コンサルタントもお金をもらって雇われる身。空気を読んで、相手が欲しがっている結論を導きだしてしまうことだってあるかもしれない。そういう状況を避けるためにも、使う側もちゃんとチェックを。
役割:第3者的なチェック機構として
前項で書いた通り、妥当性や論理性を追求することを得意とするので、何かの妥当性や信憑性を評価できない事態が発生している場合は、それを評価する第3者的チェック機構として、コンサルタントを活用するのはひとつの手段だと思う。
何かの事業などを評価したいときに、その評価の妥当性を証明したり、費用対効果を示したりする。世界にはこういうフレームワークはたくさんあるし、コンサルタントはそういうものに精通しているはずなのだから。
役割:組織横断の役割として
縦割り組織というのは、よくありがちな組織の弊害。それが、コンサルタントを入れることで血流を良くなることがある。本来であれば役割として違うのかもしれないが、実態では顧客の部署間の調整を外部の業者が行ったりすることがある。
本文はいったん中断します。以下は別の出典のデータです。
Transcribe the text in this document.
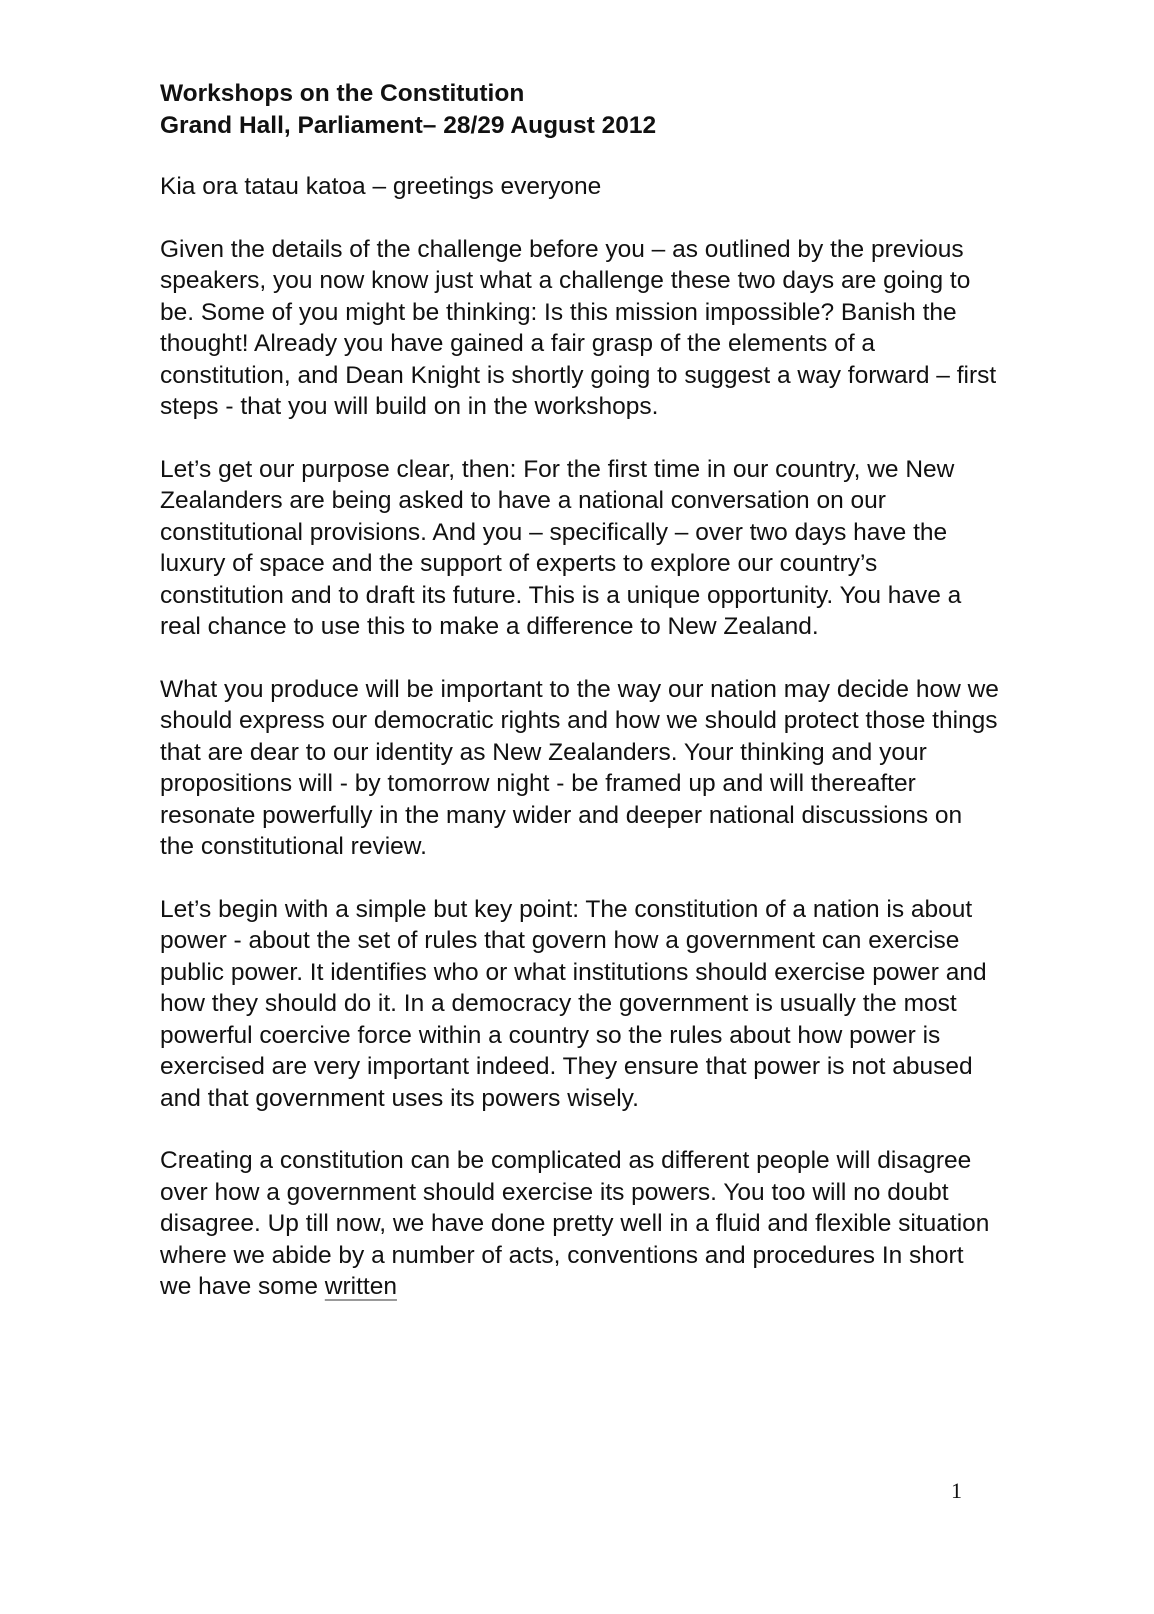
Workshops on the Constitution
Grand Hall, Parliament– 28/29 August 2012

Kia ora tatau katoa – greetings everyone

Given the details of the challenge before you – as outlined by the previous speakers, you now know just what a challenge these two days are going to be. Some of you might be thinking: Is this mission impossible? Banish the thought! Already you have gained a fair grasp of the elements of a constitution, and Dean Knight is shortly going to suggest a way forward – first steps - that you will build on in the workshops.

Let’s get our purpose clear, then: For the first time in our country, we New Zealanders are being asked to have a national conversation on our constitutional provisions. And you – specifically – over two days have the luxury of space and the support of experts to explore our country’s constitution and to draft its future. This is a unique opportunity. You have a real chance to use this to make a difference to New Zealand.

What you produce will be important to the way our nation may decide how we should express our democratic rights and how we should protect those things that are dear to our identity as New Zealanders. Your thinking and your propositions will - by tomorrow night - be framed up and will thereafter resonate powerfully in the many wider and deeper national discussions on the constitutional review.

Let’s begin with a simple but key point: The constitution of a nation is about power - about the set of rules that govern how a government can exercise public power. It identifies who or what institutions should exercise power and how they should do it. In a democracy the government is usually the most powerful coercive force within a country so the rules about how power is exercised are very important indeed. They ensure that power is not abused and that government uses its powers wisely.

Creating a constitution can be complicated as different people will disagree over how a government should exercise its powers. You too will no doubt disagree. Up till now, we have done pretty well in a fluid and flexible situation where we abide by a number of acts, conventions and procedures In short we have some written

1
情報を収集し、加工・編集するのはコンサルタントの得意とする分野だったりする。その特性を活かして、現場からの情報吸い上げや横断的な調整役として利用するのは、ひとつの活用方法としては悪くないと思う。その場合は、「そういうことも期待してますよ」とコソッと伝えておくと、それを意識して動いたりするので、なお良いと思われる。
他にもいろんな使い方があると思う。情報を集めたいときも、呼んで少し話をしてみれば、望んだ情報の触りぐらいは得られるかもしれない。仕事の仕方も独特に見られるので、働き方を一緒に働いて間近で見てみたい、と言われたこともある。
あまりコンサルタントの実態がわからないけれど、単価高い、とか、言ってることが敷居高そう、などで抵抗がある人は、とりあえず少し接触する時間を増やして欲しい、とも思う。呼んでもらって話をするだけなら、お金なんていただきませんよ。
他にもあるかな。とりあえず、今思いつくのはこれぐらい。